Au côté des populations indigènes de Colombie


L’extrême violence, l’extrême pauvreté et l’extrême inégalité frappent les populations indigènes de Colombie. « Nous sommes les otages de cette guerre. Les populations indigènes sont victimes d’un véritable ethnocide », déclarait en 2004 Abadion Green, Président de l’Organisation indigène d’Antioquia.

La constitution de 1991 leur accorde pourtant des droits spécifiques. Bénéficiant de la propriété collective de 30 millions d’hectares, 3,8% du territoire pour 3,7% de la population répartis en 80 groupes, leurs communautés autochtones gouvernent via des conseils régis par leurs us et coutumes : utilisation du sol, développement économique et social, préservation des ressources naturelles, collecte de l’impôt, maintien de l’ordre.

En fait ce bel édifice juridique ne fonctionne pas. Depuis plus de quarante ans deux guérillas d’extrême gauche d’abord, des milices paramilitaires ensuite, créées au départ pour défendre des intérêts économiques mais aujourd’hui en grande partie électrons libres ayant gagné un fort contrôle territorial, politique et économique, le gouvernement et son armée enfin, conduisent le conflit. Celui-ci génère, grâce aux financements monstrueux de la drogue et de la corruption, une pression mortelle sur les populations indigènes. Celles-ci dérangent ; tout le monde vise leurs territoires stratégiques et riches en ressources naturelles.

La convention de 1991 de l’Organisation internationale du travail relative aux peuples indigènes a été ratifiée par une quinzaine de pays - surtout d’Amérique latine - dont la Colombie. Elle n’y a jamais été appliquée et le droit à une éducation adaptée aux traditions indigènes reste lettre morte. Un rapport à la Commission des droits de l’homme de l’ONU de 1997 relève dans ce pays une discrimination raciale quasi naturelle, inconsciente, omniprésente dans les médias. L’aggravation du conflit ne fait qu’accentuer la situation ces dernières années.

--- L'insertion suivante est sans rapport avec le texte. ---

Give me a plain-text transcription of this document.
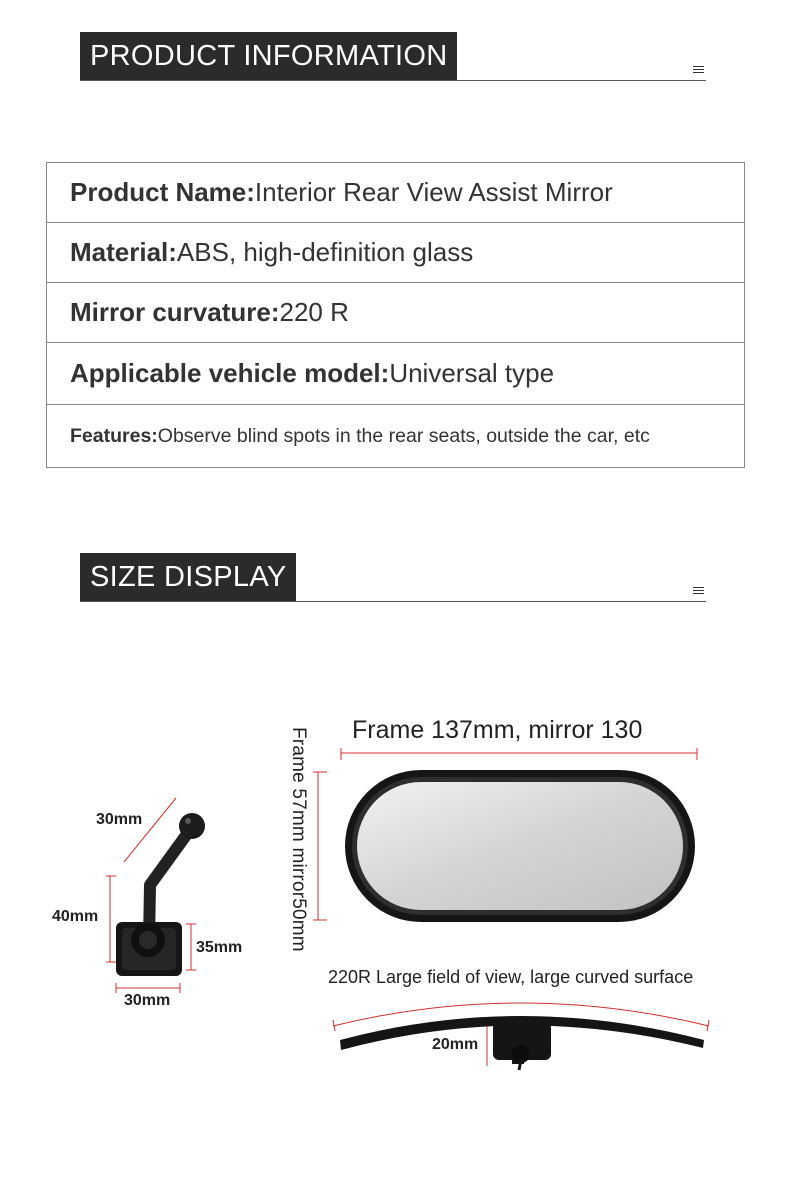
PRODUCT INFORMATION
Product Name: Interior Rear View Assist Mirror
Material: ABS, high-definition glass
Mirror curvature: 220 R
Applicable vehicle model: Universal type
Features: Observe blind spots in the rear seats, outside the car, etc
SIZE DISPLAY
Frame 137mm, mirror 130
Frame 57mm mirror50mm
30mm
40mm
35mm
30mm
220R Large field of view, large curved surface
20mm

Une délégation de dix parlementaires européens conduite par Caritas Europa, a pu le constater sur place ; deux sénateurs français accompagnés par le Secours catholique y participaient. Cette délégation a rencontré par exemple des déplacés de la Sierra Nevada de Santa Marta, un massif montagneux culminant à 5700 mètres au-dessus de la mer des Caraïbes. Les chefs traditionnels décrivent les multiples conflits avec les groupes armés, les paramilitaires qui règnent dans la plaine et les guérillas en montagne, les déplacements forcés, la précarité de la vie dans les bidonvilles surchauffés des grandes villes côtières, l’électrification des villages de leurs territoires qui fait monter les prix de l’immobilier, les quarante assassinats de responsables, de leaders, de professeurs, de médecins ou d’infirmières depuis 1996.

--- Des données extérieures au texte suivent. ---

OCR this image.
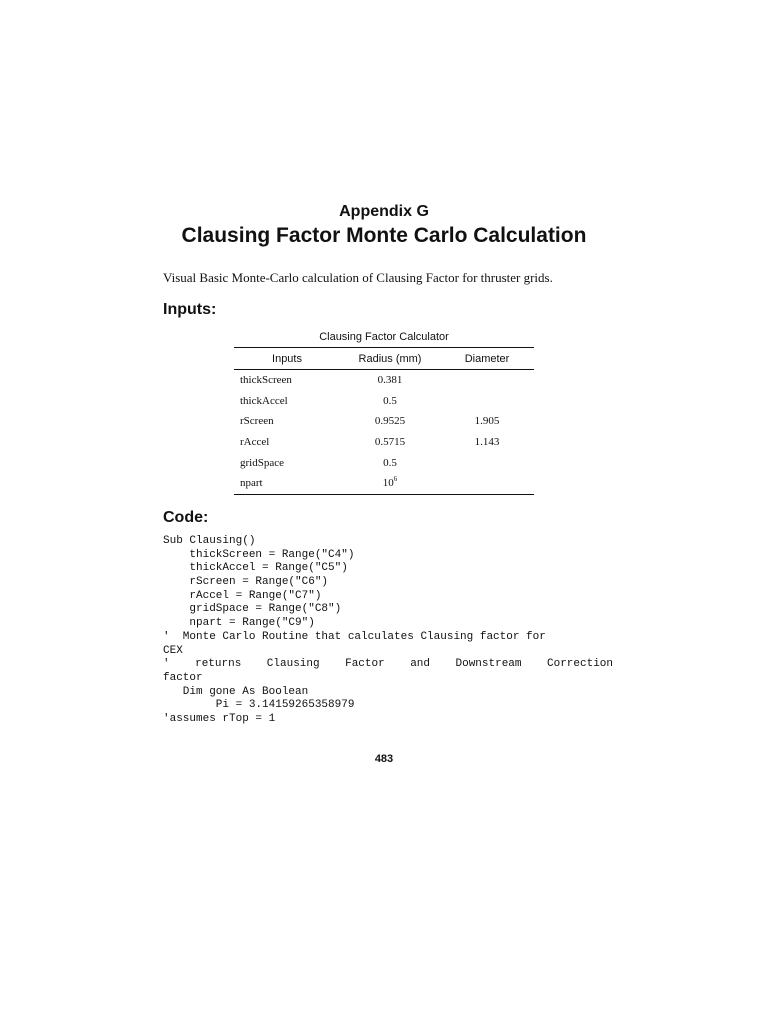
Appendix G
Clausing Factor Monte Carlo Calculation
Visual Basic Monte-Carlo calculation of Clausing Factor for thruster grids.
Inputs:
Clausing Factor Calculator
Inputs	Radius (mm)	Diameter
thickScreen	0.381	
thickAccel	0.5	
rScreen	0.9525	1.905
rAccel	0.5715	1.143
gridSpace	0.5	
npart	$10^6$	
Code:
Sub Clausing()
thickScreen = Range("C4")
thickAccel = Range("C5")
rScreen = Range("C6")
rAccel = Range("C7")
gridSpace = Range("C8")
npart = Range("C9")
'  Monte Carlo Routine that calculates Clausing factor for
CEX
' returns Clausing Factor and Downstream Correction
factor
Dim gone As Boolean
Pi = 3.14159265358979
'assumes rTop = 1
483
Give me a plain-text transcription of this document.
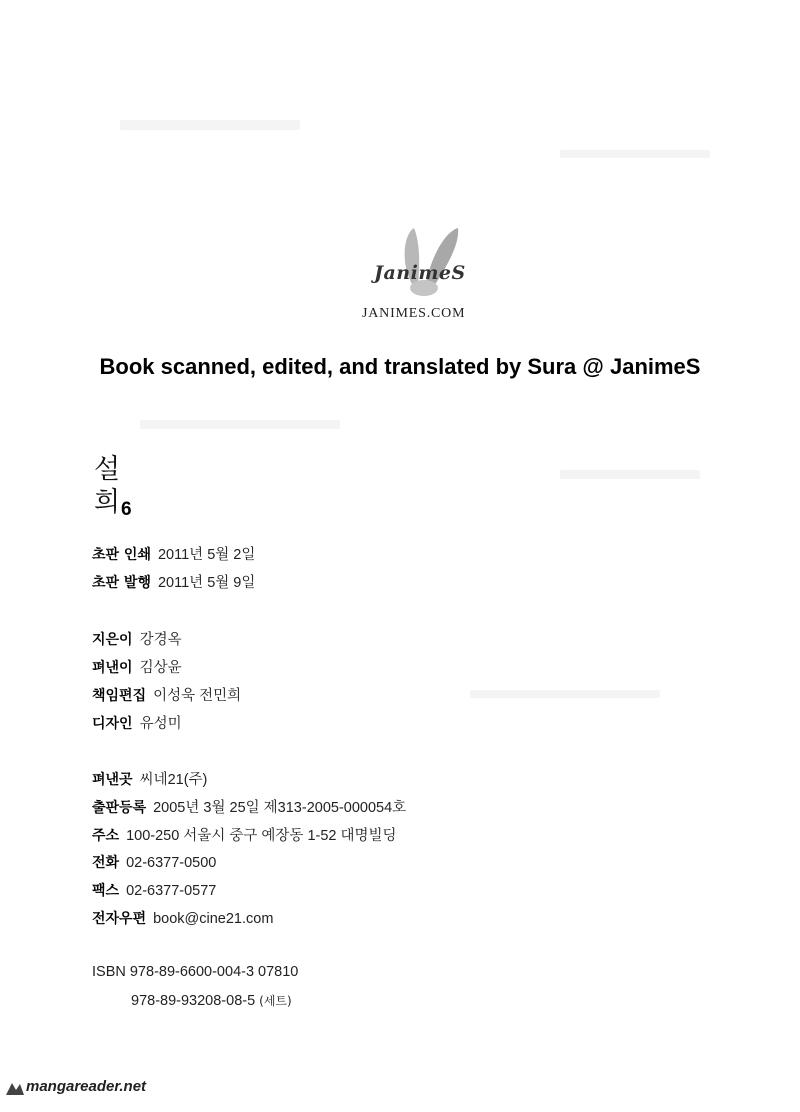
JanimeS
JANIMES.COM
Book scanned, edited, and translated by Sura @ JanimeS
설
희 6
초판 인쇄 2011년 5월 2일
초판 발행 2011년 5월 9일
지은이 강경옥
펴낸이 김상윤
책임편집 이성욱 전민희
디자인 유성미
펴낸곳 씨네21(주)
출판등록 2005년 3월 25일 제313-2005-000054호
주소 100-250 서울시 중구 예장동 1-52 대명빌딩
전화 02-6377-0500
팩스 02-6377-0577
전자우편 book@cine21.com
ISBN 978-89-6600-004-3 07810
978-89-93208-08-5 (세트)
mangareader.net
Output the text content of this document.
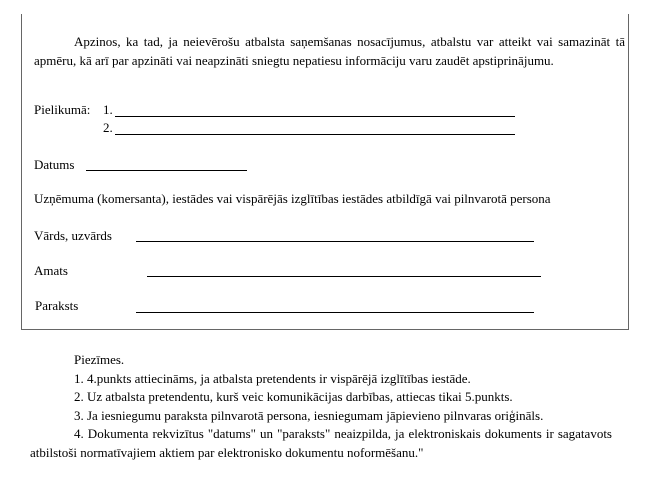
Apzinos, ka tad, ja neievērošu atbalsta saņemšanas nosacījumus, atbalstu var atteikt vai samazināt tā apmēru, kā arī par apzināti vai neapzināti sniegtu nepatiesu informāciju varu zaudēt apstiprinājumu.
Pielikumā: 1.
2.
Datums
Uzņēmuma (komersanta), iestādes vai vispārējās izglītības iestādes atbildīgā vai pilnvarotā persona
Vārds, uzvārds
Amats
Paraksts
Piezīmes.
1. 4.punkts attiecināms, ja atbalsta pretendents ir vispārējā izglītības iestāde.
2. Uz atbalsta pretendentu, kurš veic komunikācijas darbības, attiecas tikai 5.punkts.
3. Ja iesniegumu paraksta pilnvarotā persona, iesniegumam jāpievieno pilnvaras oriģināls.
4. Dokumenta rekvizītus "datums" un "paraksts" neaizpilda, ja elektroniskais dokuments ir sagatavots atbilstoši normatīvajiem aktiem par elektronisko dokumentu noformēšanu."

Face à ces horreurs, les communautés indigènes s’engagent par une déclaration à préserver l’environnement dont elles se proclament responsables au nom de l’humanité tout entière.

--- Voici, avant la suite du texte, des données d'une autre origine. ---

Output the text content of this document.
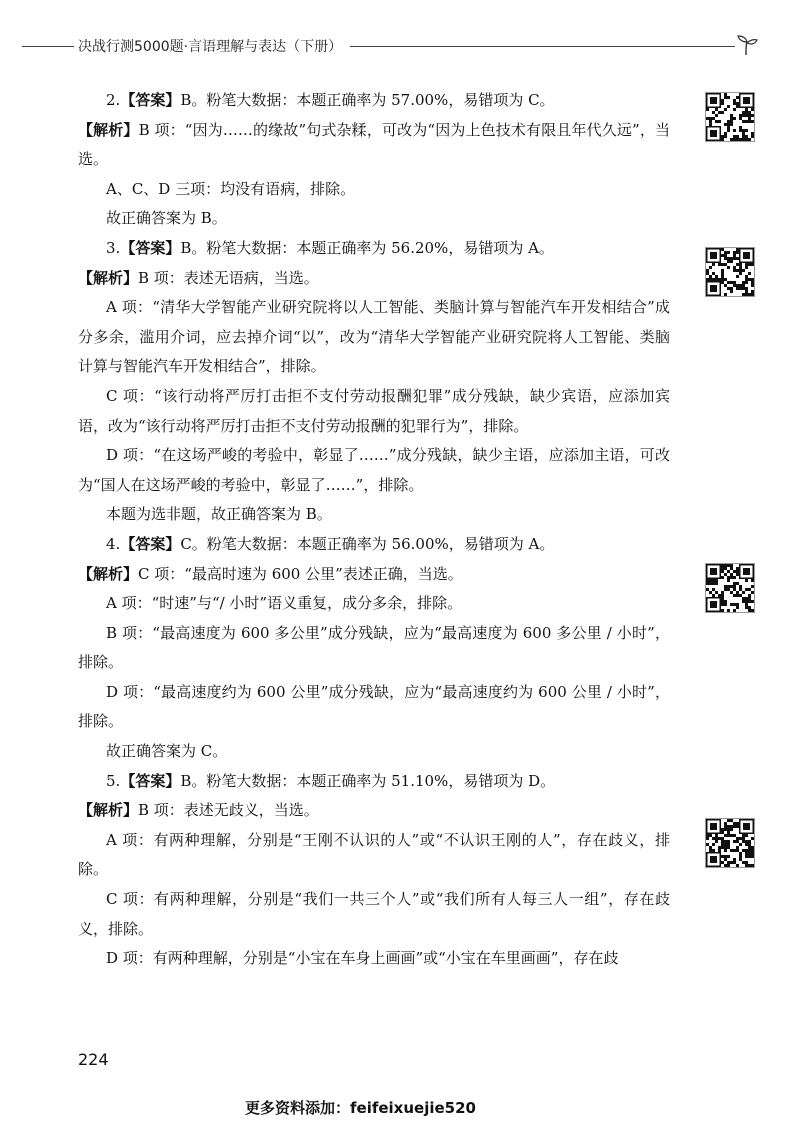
决战行测5000题·言语理解与表达（下册）

2.【答案】B。粉笔大数据：本题正确率为 57.00%，易错项为 C。

【解析】B 项：“因为……的缘故”句式杂糅，可改为“因为上色技术有限且年代久远”，当选。

A、C、D 三项：均没有语病，排除。

故正确答案为 B。

3.【答案】B。粉笔大数据：本题正确率为 56.20%，易错项为 A。

【解析】B 项：表述无语病，当选。

A 项：“清华大学智能产业研究院将以人工智能、类脑计算与智能汽车开发相结合”成分多余，滥用介词，应去掉介词“以”，改为“清华大学智能产业研究院将人工智能、类脑计算与智能汽车开发相结合”，排除。

C 项：“该行动将严厉打击拒不支付劳动报酬犯罪”成分残缺，缺少宾语，应添加宾语，改为“该行动将严厉打击拒不支付劳动报酬的犯罪行为”，排除。

D 项：“在这场严峻的考验中，彰显了……”成分残缺，缺少主语，应添加主语，可改为“国人在这场严峻的考验中，彰显了……”，排除。

本题为选非题，故正确答案为 B。

4.【答案】C。粉笔大数据：本题正确率为 56.00%，易错项为 A。

【解析】C 项：“最高时速为 600 公里”表述正确，当选。

A 项：“时速”与“/ 小时”语义重复，成分多余，排除。

B 项：“最高速度为 600 多公里”成分残缺，应为“最高速度为 600 多公里 / 小时”，排除。

D 项：“最高速度约为 600 公里”成分残缺，应为“最高速度约为 600 公里 / 小时”，排除。

故正确答案为 C。

5.【答案】B。粉笔大数据：本题正确率为 51.10%，易错项为 D。

【解析】B 项：表述无歧义，当选。

A 项：有两种理解，分别是“王刚不认识的人”或“不认识王刚的人”，存在歧义，排除。

C 项：有两种理解，分别是“我们一共三个人”或“我们所有人每三人一组”，存在歧义，排除。

D 项：有两种理解，分别是“小宝在车身上画画”或“小宝在车里画画”，存在歧

224
更多资料添加：feifeixuejie520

Quatre voies devraient être explorées à l’avenir : la définition des territoires, le statut des terres, le respect de la constitution, la coordination des actions à conduire auprès du gouvernement.


Lors d’une autre rencontre, à Bogota celle là, avec des représentants du Conseil national indigène, des membres de la tribu des Emberra Katios de la région de Cordoba ont expliqué les ravages causés, dans leur région de larges fleuves nourriciers et de plaines équatoriales adossées au Pacifique, par la construction d’un barrage et d’une usine hydroélectrique bénéficiant de financements suédois, canadien et russe : prise de contrôle de la zone par les paramilitaires qui font le « nettoyage préalable» - selon le mot d’ Abadion Green -, inondation de 7500 hectares, attaques des guérillas, non-respect de ses engagements par le gouvernement qui a rompu fin 2004 le dialogue en matière de santé, d’éducation, de protection des personnes et des biens.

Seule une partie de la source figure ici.